Experienced and astute market observers know that, historically, the stock market has always bottomed before the economy does. But, have any one of you ever considered what causes this phenomena? Well, for those that understand what Elliott understood, this makes perfectly good sense.


During a negative sentiment trend, the stock market price declines, and the news seems to get worse and worse. However, once the negative sentiment has run its course, and it is time for sentiment to change direction based upon attaining its Fibonacci proportions, the general public then becomes subconsciously more positive. When people become positive about their future, they are willing to take risks. And, what is the most immediate manner in which the public can actuate this newly turned positive sentiment? Well, the easiest and most immediate way for the general public to actuate positive feelings about the future of the country is to buy stocks. For this reason, we see the stock market lead in a movement in the opposite direction.
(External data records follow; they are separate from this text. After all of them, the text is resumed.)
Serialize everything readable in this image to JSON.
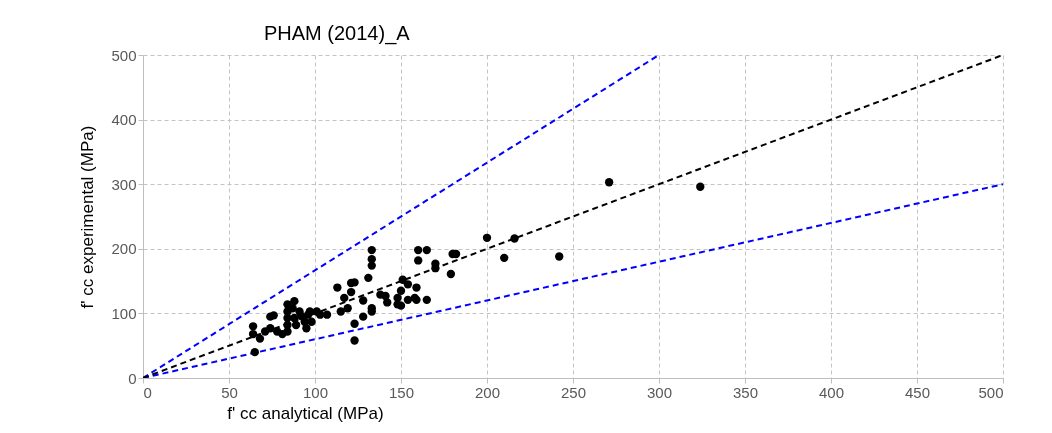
{
  "chart_data": {
    "type": "scatter",
    "title": "PHAM (2014)_A",
    "xlabel": "f' cc analytical (MPa)",
    "ylabel": "f' cc experimental (MPa)",
    "xlim": [
      0,
      500
    ],
    "ylim": [
      0,
      500
    ],
    "xticks": [
      0,
      50,
      100,
      150,
      200,
      250,
      300,
      350,
      400,
      450,
      500
    ],
    "yticks": [
      0,
      100,
      200,
      300,
      400,
      500
    ],
    "grid": true,
    "series": [
      {
        "type": "line",
        "color": "#0000ff",
        "line_style": "dashed",
        "marker": "none",
        "x": [
          0,
          300
        ],
        "values": [
          0,
          500
        ]
      },
      {
        "type": "line",
        "color": "#0000ff",
        "line_style": "dashed",
        "marker": "none",
        "x": [
          0,
          500
        ],
        "values": [
          0,
          300
        ]
      },
      {
        "type": "line",
        "color": "#000000",
        "line_style": "dashed",
        "marker": "none",
        "x": [
          0,
          500
        ],
        "values": [
          0,
          500
        ]
      },
      {
        "type": "scatter",
        "color": "#000000",
        "marker": "circle",
        "x": [
          271,
          324,
          200,
          216,
          210,
          242,
          160,
          165,
          160,
          180,
          182,
          179,
          170,
          170,
          165,
          133,
          133,
          133,
          131,
          113,
          121,
          123,
          121,
          117,
          128,
          115,
          119,
          123,
          123,
          128,
          133,
          133,
          138,
          141,
          142,
          150,
          151,
          154,
          148,
          150,
          154,
          158,
          159,
          159,
          148,
          107,
          64,
          64,
          65,
          68,
          71,
          74,
          76,
          74,
          78,
          81,
          84,
          84,
          84,
          84,
          84,
          87,
          88,
          89,
          91,
          92,
          94,
          95,
          96,
          98,
          97,
          101,
          103,
          88
        ],
        "values": [
          303,
          296,
          217,
          216,
          186,
          188,
          198,
          198,
          182,
          192,
          192,
          161,
          177,
          170,
          121,
          198,
          184,
          174,
          155,
          140,
          147,
          148,
          133,
          124,
          120,
          103,
          108,
          84,
          58,
          95,
          108,
          103,
          129,
          127,
          117,
          135,
          152,
          145,
          114,
          112,
          121,
          124,
          140,
          121,
          124,
          98,
          80,
          68,
          40,
          61,
          72,
          95,
          97,
          77,
          72,
          68,
          114,
          103,
          93,
          82,
          72,
          108,
          93,
          82,
          103,
          96,
          87,
          77,
          98,
          87,
          103,
          103,
          98,
          119
        ]
      }
    ]
  }
}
And, this is why Elliott believed that the stock market was the best barometer of public sentiment that we could find.


But, let's look at the same change in positive sentiment, and what it takes to have an effect upon "fundamentals." When the general public's sentiment turns positive about the future, this is the point in time where they are willing to take more risks based upon their positive feelings about the future.


So, business owners and new entrepreneurs seek loans to either build or expand a business, which takes time to secure. They then place the newly acquired funds to work in their business by hiring more people or buying additional equipment, and this takes further time. With this new capacity, they are then able to provide more goods and services to the public, and, ultimately, profits and earnings begin to grow, again, after taking much more time.
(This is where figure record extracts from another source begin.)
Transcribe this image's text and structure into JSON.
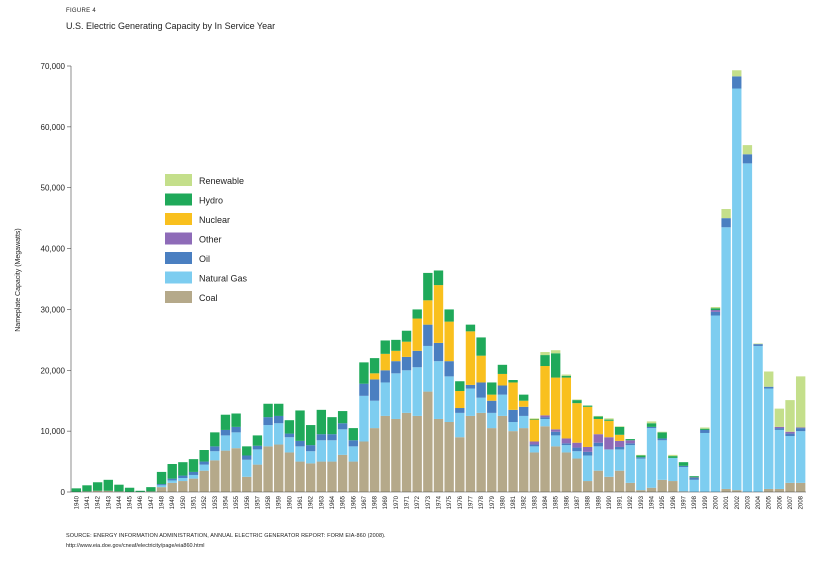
{
  "figure_label": "FIGURE 4",
  "title": "U.S. Electric Generating Capacity by In Service Year",
  "source_line1": "SOURCE: ENERGY INFORMATION ADMINISTRATION, ANNUAL ELECTRIC GENERATOR REPORT: FORM EIA-860 (2008).",
  "source_line2": "http://www.eia.doe.gov/cneaf/electricity/page/eia860.html",
  "chart_data": {
    "type": "bar",
    "stacked": true,
    "title": "U.S. Electric Generating Capacity by In Service Year",
    "ylabel": "Nameplate Capacity (Megawatts)",
    "xlabel": "",
    "ylim": [
      0,
      70000
    ],
    "yticks": [
      0,
      10000,
      20000,
      30000,
      40000,
      50000,
      60000,
      70000
    ],
    "ytick_labels": [
      "0",
      "10,000",
      "20,000",
      "30,000",
      "40,000",
      "50,000",
      "60,000",
      "70,000"
    ],
    "legend_position": "upper-left",
    "grid": false,
    "categories": [
      "1940",
      "1941",
      "1942",
      "1943",
      "1944",
      "1945",
      "1946",
      "1947",
      "1948",
      "1949",
      "1950",
      "1951",
      "1952",
      "1953",
      "1954",
      "1955",
      "1956",
      "1957",
      "1958",
      "1959",
      "1960",
      "1961",
      "1962",
      "1963",
      "1964",
      "1965",
      "1966",
      "1967",
      "1968",
      "1969",
      "1970",
      "1971",
      "1972",
      "1973",
      "1974",
      "1975",
      "1976",
      "1977",
      "1978",
      "1979",
      "1980",
      "1981",
      "1982",
      "1983",
      "1984",
      "1985",
      "1986",
      "1987",
      "1988",
      "1989",
      "1990",
      "1991",
      "1992",
      "1993",
      "1994",
      "1995",
      "1996",
      "1997",
      "1998",
      "1999",
      "2000",
      "2001",
      "2002",
      "2003",
      "2004",
      "2005",
      "2006",
      "2007",
      "2008"
    ],
    "series": [
      {
        "name": "Coal",
        "color": "#b5a98a",
        "values": [
          0,
          100,
          200,
          200,
          100,
          0,
          0,
          100,
          800,
          1500,
          1800,
          2200,
          3500,
          5200,
          6800,
          7200,
          2500,
          4500,
          7500,
          7800,
          6500,
          5000,
          4700,
          5000,
          5000,
          6100,
          5000,
          8300,
          10500,
          12500,
          12000,
          13000,
          12500,
          16500,
          12000,
          11500,
          9000,
          12500,
          13000,
          10500,
          12500,
          10000,
          10500,
          6500,
          10800,
          7500,
          6500,
          5500,
          1800,
          3500,
          2500,
          3500,
          1500,
          300,
          700,
          2000,
          1800,
          100,
          0,
          0,
          0,
          500,
          300,
          0,
          0,
          500,
          500,
          1500,
          1500
        ]
      },
      {
        "name": "Natural Gas",
        "color": "#7dcdf0",
        "values": [
          0,
          0,
          0,
          0,
          0,
          0,
          0,
          0,
          300,
          400,
          500,
          600,
          1000,
          1500,
          2500,
          2600,
          2800,
          2500,
          3500,
          3500,
          2500,
          2500,
          2000,
          3500,
          3500,
          4200,
          2500,
          7500,
          4500,
          5500,
          7500,
          7000,
          8000,
          7500,
          9500,
          7500,
          4000,
          4500,
          2500,
          2500,
          3500,
          1500,
          2000,
          1000,
          1200,
          1800,
          1200,
          1200,
          4200,
          4000,
          4500,
          3500,
          6200,
          5200,
          9800,
          6500,
          3800,
          4000,
          2000,
          9700,
          29000,
          43000,
          66000,
          54000,
          24000,
          16500,
          9700,
          7700,
          8500
        ]
      },
      {
        "name": "Oil",
        "color": "#4a7fc1",
        "values": [
          0,
          0,
          0,
          0,
          0,
          0,
          0,
          0,
          200,
          300,
          400,
          500,
          500,
          800,
          900,
          900,
          700,
          600,
          1300,
          1200,
          600,
          900,
          1000,
          1000,
          1000,
          1000,
          1000,
          2000,
          3500,
          2000,
          2000,
          2200,
          2700,
          3500,
          3000,
          2500,
          800,
          600,
          2500,
          2000,
          1500,
          2000,
          1500,
          300,
          300,
          600,
          300,
          600,
          600,
          600,
          0,
          400,
          300,
          200,
          200,
          300,
          0,
          200,
          300,
          500,
          600,
          1500,
          2000,
          1500,
          300,
          300,
          300,
          400,
          500
        ]
      },
      {
        "name": "Other",
        "color": "#8e6bb8",
        "values": [
          0,
          0,
          0,
          0,
          0,
          0,
          0,
          0,
          0,
          0,
          0,
          0,
          0,
          0,
          0,
          0,
          0,
          0,
          0,
          0,
          0,
          0,
          0,
          0,
          0,
          0,
          0,
          0,
          0,
          0,
          0,
          0,
          0,
          0,
          0,
          0,
          0,
          0,
          0,
          0,
          0,
          0,
          0,
          500,
          300,
          400,
          800,
          800,
          800,
          1400,
          2000,
          1000,
          500,
          0,
          0,
          0,
          0,
          0,
          100,
          0,
          300,
          0,
          0,
          0,
          0,
          0,
          200,
          300,
          100
        ]
      },
      {
        "name": "Nuclear",
        "color": "#f9c01e",
        "values": [
          0,
          0,
          0,
          0,
          0,
          0,
          0,
          0,
          0,
          0,
          0,
          0,
          0,
          0,
          0,
          0,
          0,
          0,
          0,
          0,
          0,
          0,
          0,
          0,
          0,
          0,
          0,
          0,
          1000,
          2700,
          1700,
          2500,
          5300,
          4000,
          9500,
          6500,
          2800,
          8800,
          4400,
          1000,
          1900,
          4500,
          1000,
          3600,
          8100,
          8500,
          10000,
          6500,
          6600,
          2500,
          2700,
          1000,
          0,
          0,
          0,
          0,
          0,
          0,
          0,
          0,
          0,
          0,
          0,
          0,
          0,
          0,
          0,
          0,
          0
        ]
      },
      {
        "name": "Hydro",
        "color": "#1fa95a",
        "values": [
          600,
          1000,
          1400,
          1800,
          1100,
          700,
          200,
          700,
          2000,
          2400,
          2200,
          2100,
          1900,
          2300,
          2500,
          2200,
          1500,
          1700,
          2200,
          2000,
          2200,
          5000,
          3300,
          4000,
          2800,
          2000,
          2000,
          3500,
          2500,
          2200,
          1800,
          1800,
          1500,
          4500,
          2400,
          2000,
          1600,
          1100,
          3000,
          2000,
          1500,
          400,
          1000,
          100,
          1800,
          4000,
          300,
          500,
          200,
          400,
          200,
          1300,
          200,
          300,
          600,
          1000,
          300,
          600,
          200,
          200,
          300,
          0,
          0,
          0,
          0,
          0,
          0,
          0,
          0
        ]
      },
      {
        "name": "Renewable",
        "color": "#c4df8b",
        "values": [
          0,
          0,
          0,
          0,
          0,
          0,
          0,
          0,
          0,
          0,
          0,
          0,
          0,
          0,
          0,
          0,
          0,
          0,
          0,
          0,
          0,
          0,
          0,
          0,
          0,
          0,
          0,
          0,
          0,
          0,
          0,
          0,
          0,
          0,
          0,
          0,
          0,
          0,
          0,
          0,
          0,
          0,
          0,
          100,
          500,
          500,
          200,
          100,
          0,
          100,
          200,
          100,
          0,
          100,
          300,
          100,
          200,
          0,
          0,
          200,
          200,
          1500,
          1000,
          1500,
          100,
          2500,
          3000,
          5200,
          8400
        ]
      }
    ],
    "legend_order": [
      "Renewable",
      "Hydro",
      "Nuclear",
      "Other",
      "Oil",
      "Natural Gas",
      "Coal"
    ]
  }
}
And, when the news of such improved earnings finally hits the market, most market participants seemed shocked that the stock moves up strongly in an uptrend, and simply attribute the stock's rise to the announcement of positive earnings. This is exactly what prompted Elliott to note, in his 1946 publication of Nature's Law, "At best, news is the tardy recognition of forces that have already been at work for some time and is startling only to those unaware of the trend."


So, there is a significant lag between the positive turn in public sentiment and the resulting change in "fundamentals" of a stock or the economy, especially when considered relative to the immediate actuating of such sentiment through the buying of stocks. It is for this same reason that fundamentalists are left holding the bag at the top of a market when the news and fundamentals look the best to them right before the market begins to dive. Anyone remember a little company named AAPL?
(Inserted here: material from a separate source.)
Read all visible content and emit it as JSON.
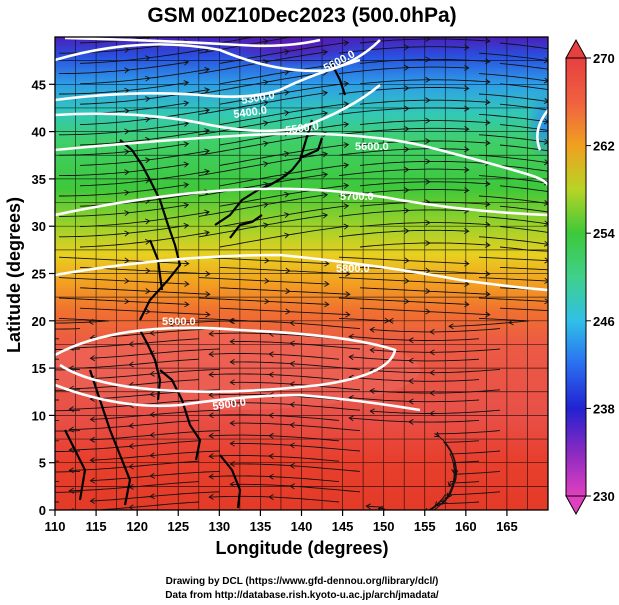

So, now you must be questioning how one can tell when sentiment is about to turn. Well, again, it brings us back to Leonardo Fibonacci and R.N. Elliott. After a 5 wave move in sentiment has completed, and the Fibonacci proportions have been mathematically satisfied, that is usually the signal that the market is ready to turn. This is the exact reason why I was able to predict the top in AAPL when everyone else was looking for $800-$1000.


So, where are we now in the pattern for gold? Well, nothing has really changed since last week:
As for GLD, it has still not been able to take out the long time support region we have been noting at the 151 level. So, for now, the immediate region of resistance I see for GLD is the 157-158.25 region. Assuming we can see a strong move through that region in GLD, then we can look towards the 161 region next, which represents the .764 extension down, as well as the .500 retracement of the prior larger rally.


And, if GLD can move through that region, then the final region that will be contested is the 170-174 region before we can see a massive break out taking us to new highs.


And, to remind you of the support levels below the important 151 region Fibonacci extension, it is the 148/149 confluence region, and then 146.